Malaria is a globally important parasitic infectious disease transmitted between humans by mosquitoes.

In 2016, 216 million people worldwide were infected and over 400,000 people died from malaria, around 90% of whom were in sub-Saharan Africa; that’s one death every two minutes. This is a tragedy for a disease which is largely treatable.

Eliminating malaria is an international priority which doesn’t just save lives but contributes to key global Sustainable Development Goals.

The challenge of controlling malaria

Malaria is transmitted between humans by mosquitoes. Although there are five species of malaria that infect humans, most human disease is caused by just two, Plasmodium vivax and P. falciparum. Together they account for over 400,000 deaths every year, ninety per cent of which occur in Africa.

Significant international effort over the last 20 years means that this number is now around half of what it was in the year 2000. Although malaria transmission is influenced by a number of factors, including climate and land use, it is likely that the main contributors to recent reductions in transmission have been human interventions: the widespread use of insecticide treated bednets, which stop infected mosquitoes from biting people and therefore infecting them, and the better use of drugs to treat disease. It is with renewed confidence then, that the global community has articulated a grand plan to eradicate malaria by 2040.

However, there are at least two important sets of challenges to this ambitious proposal. Firstly, the fight against malaria is being prolonged by a lack of sustained financial and political commitment and regional collaboration at the highest levels. Recent progress is fragile and dependent upon continued funding into the generation and application of interventions at scale. The last thing that the global fight against malaria needs now is complacency lest it become a victim of its own recent, yet historically modest, success.

The second set of challenges relate to the biology of malaria. Just as we are starting to make real gains, the parasite is beginning to fight back, and progress is in danger of being reversed because the parasite is evolving resistance to our drugs and this resistance is spreading. Therefore a crucial part of the global strategy for malaria control is to monitor the spread of antimalarial drug resistance, and identify and contain drug resistant strains when they’re found.

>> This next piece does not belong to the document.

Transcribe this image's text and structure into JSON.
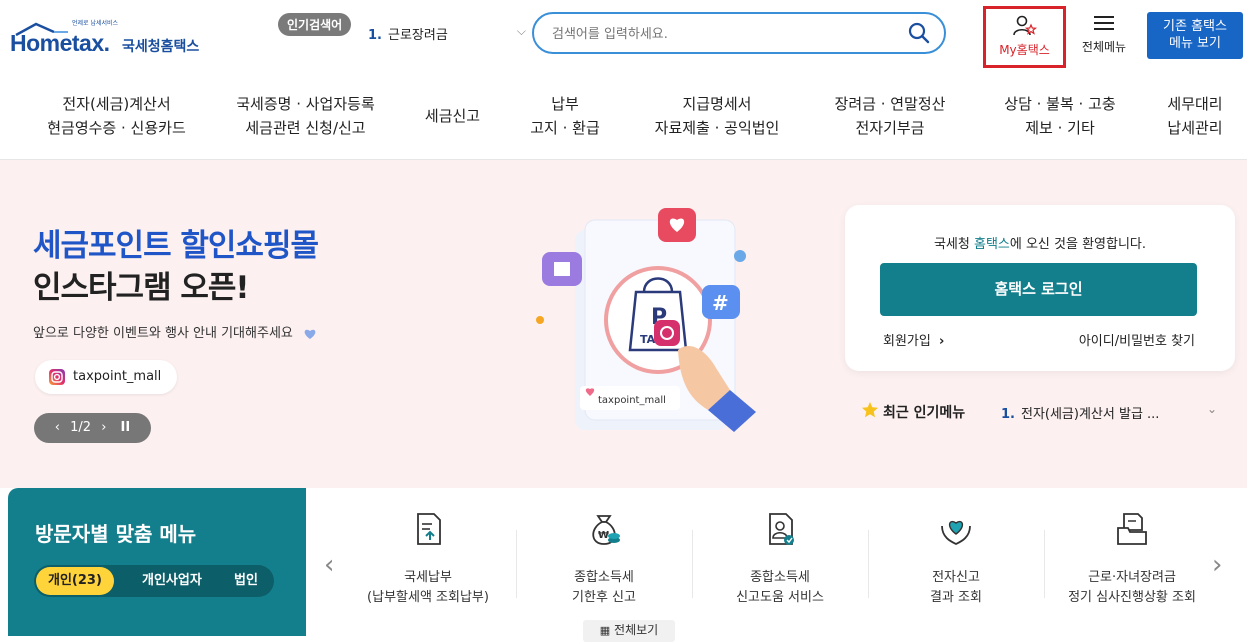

On top of this, the dynamics of malaria transmission are complex. For example, as parasite prevalence drops, fewer people are infected, which is clearly a good thing. However, this reduction in malaria endemicity (disease intensity) alters the rules of engagement between people and parasite. In the most endemic settings, many people will be infected by parasites, leading to high levels of asymptomatic infection due to the acquisition of functional immunity that comes from frequent exposure to the parasite. But as endemicity drops, by definition the number of people infected drops which leads to lower levels of natural immunity. Both the spread of drug-resistant infections in endemic regions, and the dynamics of infection in low endemicity settings, can therefore behave more like a disease outbreak.

The case for surveillance

So, to control and eventually eliminate malaria we need to continue to push for financial and political action and develop innovative ways of monitoring parasite and mosquito populations. We need to be able to assess levels of antimalarial drug and insecticide resistance, to understand where resistance first occurs and how it spreads, and to identify how interventions are affecting populations. What we need, in other words, is some sort of surveillance system.

A number of different types of data are currently used to understand malaria parasite and vector populations, but none has more potential for inferring key aspects of populations than genomic analysis. DNA sequencing can provide both up-to-date information about which drugs a parasite is resistant to and where a new infection comes from. This is because drug resistance is the result of mutations in the parasite genome, and by comparing an unknown parasite genome to a reference database, we can understand where it comes from.

Traditionally, genome sequencing has been expensive and lab-based, and global parasite reference datasets have been unavailable. However, recent advances in mobile genetic sequencing and the development of cloud-based genome analytics with MalariaGEN, the largest repository of parasite and mosquito sequence data in the world, mean that we now have the tools to take genetic sequencing into the field and provide the necessary information to malaria control programs, in close to real time.